A waitress has taken prime minister John Key to task for repeatedly pulling on her ponytail when he visited the suburban Auckland cafe where she works, prompting Key to apologize.
“There’s always lots of horsing around and sort of practical jokes and that’s all there really was to it,” he told TV newscaster One News. Asked if his actions were appropriate, he said: “It’s a very warm, friendly relationship. In that context you’d say yes, but if you look at it now, no.”
Key’s office later said in a statement: “His actions were intended to be light-hearted. It was never his intention to make her feel uncomfortable and he has apologized to her.”

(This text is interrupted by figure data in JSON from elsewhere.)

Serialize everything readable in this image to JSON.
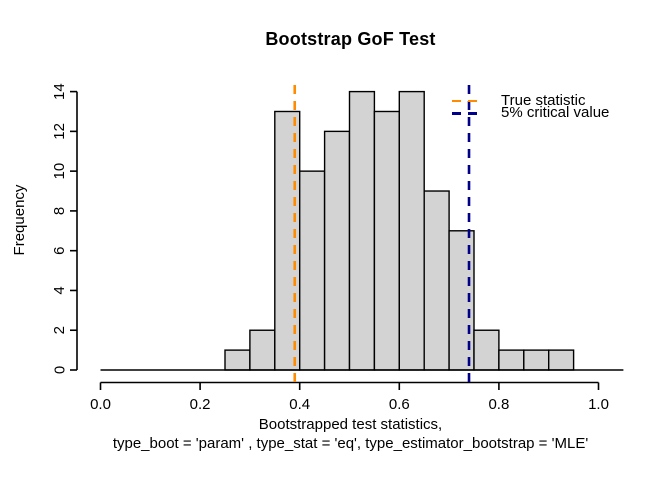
{
  "chart_data": {
    "type": "bar",
    "subtype": "histogram",
    "title": "Bootstrap GoF Test",
    "ylabel": "Frequency",
    "xlabel_lines": [
      "Bootstrapped test statistics,",
      "type_boot = 'param' , type_stat = 'eq', type_estimator_bootstrap = 'MLE'"
    ],
    "bins": {
      "start": 0.25,
      "width": 0.05,
      "counts": [
        1,
        2,
        13,
        10,
        12,
        14,
        13,
        14,
        9,
        7,
        2,
        1,
        1,
        1
      ]
    },
    "x_ticks": {
      "values": [
        0.0,
        0.2,
        0.4,
        0.6,
        0.8,
        1.0
      ],
      "labels": [
        "0.0",
        "0.2",
        "0.4",
        "0.6",
        "0.8",
        "1.0"
      ]
    },
    "y_ticks": {
      "values": [
        0,
        2,
        4,
        6,
        8,
        10,
        12,
        14
      ],
      "labels": [
        "0",
        "2",
        "4",
        "6",
        "8",
        "10",
        "12",
        "14"
      ]
    },
    "xlim": [
      0,
      1.05
    ],
    "ylim": [
      0,
      14
    ],
    "baseline_extent": [
      0,
      1.05
    ],
    "grid": false,
    "bar_fill": "#D3D3D3",
    "bar_stroke": "#000000",
    "axis_color": "#000000",
    "background": "#FFFFFF",
    "legend_position": "top-right",
    "vlines": [
      {
        "value": 0.39,
        "label": "True statistic",
        "color": "#FF8C00",
        "linestyle": "dashed"
      },
      {
        "value": 0.74,
        "label": "5% critical value",
        "color": "#00008B",
        "linestyle": "dashed"
      }
    ]
  }
}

The anonymous waitress told a far different tale on a New Zealand blog, recounting a harrowing series of hair-pulling episodes, in which she repeatedly told Key to stop:
He was like the school yard bully tugging on the little girls’ hair trying to get a reaction, experiencing that feeling of power over her. I would think to myself, even a five-year-old could tell you that if you pull on a girls’ hair she will not like it, I shouldn’t have to tell the prime minister that I don’t like it when he pulls my hair—talk about stating the obvious!
After one hair-pulling incident, she wrote, “I felt powerless and tormented and I stepped out the back and I cried frustrated tears.”
New Zealand politicians were quick to condemn Key’s strange behavior. “As politicians our job is to make people feel safe at work, not bullied,” the Green Party’s Metieria Tureishe told the New Zealand Herald. “We should expect higher standards of behavior from our prime minister, not this weird hair-pulling.”
“It’s never OK to touch someone without their permission,” New Zealand human rights commissioner Jackie Blue said on her Facebook page. “Talking about what’s acceptable and what isn’t is a conversation worth having and one every New Zealander needs to be part of.”
Key won a decisive re-election victory in September, and is in his third term in office.